Confession. I’ve never quite understood the concept of a jealous God. Attributing jealousy to the Almighty, Omnipotent, Creator of the universe, seemed at the least odd and even demeaning.

Too human.

Thinking of God as jealous conjured up memories of spurned girlfriends and boyfriends on the school playground, or the yucky feeling I got when my brother got the attention and accolades from our parents that I was craving.

Surely, God is bigger than that, isn’t he?

Yes. And perhaps the problem comes because we don’t read the complete definition of jealous. We miss the part of the definition that says: fiercely protective or vigilant of one’s rights or possessions.

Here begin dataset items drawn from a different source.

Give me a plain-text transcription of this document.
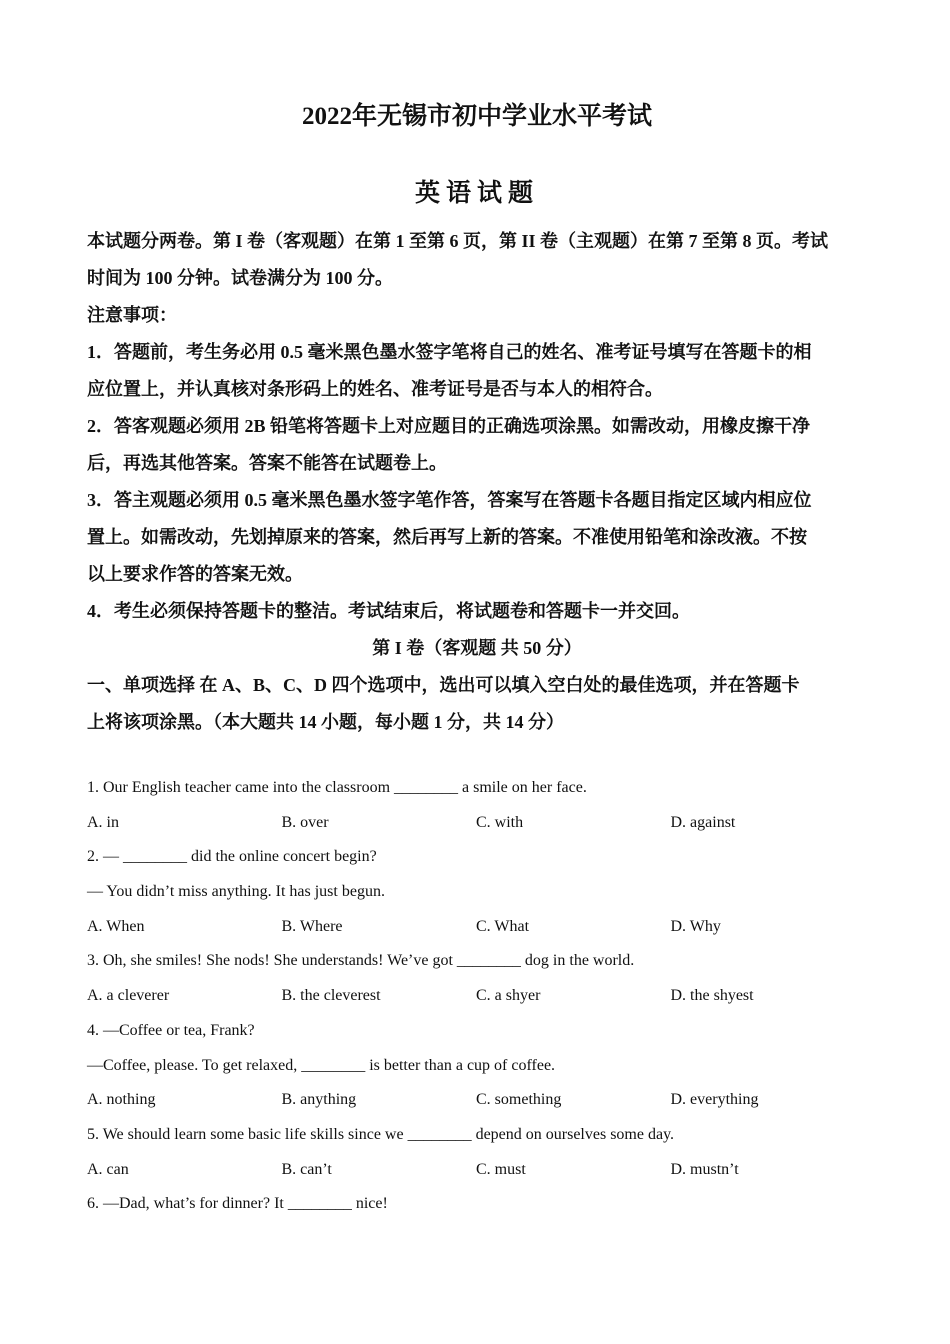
2022年无锡市初中学业水平考试
英语试题

本试题分两卷。第 I 卷（客观题）在第 1 至第 6 页，第 II 卷（主观题）在第 7 至第 8 页。考试

时间为 100 分钟。试卷满分为 100 分。

注意事项：

1．答题前，考生务必用 0.5 毫米黑色墨水签字笔将自己的姓名、准考证号填写在答题卡的相

应位置上，并认真核对条形码上的姓名、准考证号是否与本人的相符合。

2．答客观题必须用 2B 铅笔将答题卡上对应题目的正确选项涂黑。如需改动，用橡皮擦干净

后，再选其他答案。答案不能答在试题卷上。

3．答主观题必须用 0.5 毫米黑色墨水签字笔作答，答案写在答题卡各题目指定区域内相应位

置上。如需改动，先划掉原来的答案，然后再写上新的答案。不准使用铅笔和涂改液。不按

以上要求作答的答案无效。

4．考生必须保持答题卡的整洁。考试结束后，将试题卷和答题卡一并交回。

第 I 卷（客观题 共 50 分）

一、单项选择 在 A、B、C、D 四个选项中，选出可以填入空白处的最佳选项，并在答题卡

上将该项涂黑。（本大题共 14 小题，每小题 1 分，共 14 分）

1. Our English teacher came into the classroom ________ a smile on her face.

A. in	B. over	C. with	D. against

2. — ________ did the online concert begin?

— You didn’t miss anything. It has just begun.

A. When	B. Where	C. What	D. Why

3. Oh, she smiles! She nods! She understands! We’ve got ________ dog in the world.

A. a cleverer	B. the cleverest	C. a shyer	D. the shyest

4. —Coffee or tea, Frank?

—Coffee, please. To get relaxed, ________ is better than a cup of coffee.

A. nothing	B. anything	C. something	D. everything

5. We should learn some basic life skills since we ________ depend on ourselves some day.

A. can	B. can’t	C. must	D. mustn’t

6. —Dad, what’s for dinner? It ________ nice!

If we look to the intro of this passage, Exodus 20:2, we see that God identifies himself as the Lord God who rescued the people from slavery in Egypt. Paul describes God’s action as having bought us (1 Corinthians 6:20). The story of Hosea and how he bought back his wife is the metaphor for what God has done, and continues to do for his people.

And he is fiercely protective of his possessions. There is some incredibly good news in this. It’s why we can read the 23rd Psalm and feel good, or think of the warm welcome of the Prodigal and feel hope.

But every choice will bring consequences—good or bad. So, choosing to worship anything other than God will incur his wrath and discipline.

We get into trouble by “worshiping anything that ought to be used or using anything that ought to be worshiped (St. Augustine).” For example material possessions, knowledge, sex, science, or political parties. These things grab our devotion, our time, our attention.

Jesus spoke to our twisted tendency in his sermon on the mount: your heart will be where your treasure is (Matthew 6:21). What we passionately pursue becomes our treasure, it supersedes our relationship with God and is an idol.

And God says, “Don’t do it.”

As we work our way through these ten commands, we will see that God wants us to basically get two relationships in proper perspective: our relationship with him, and our relationship with others. No other God except him—God the Creator, not anything we would try to put in his place.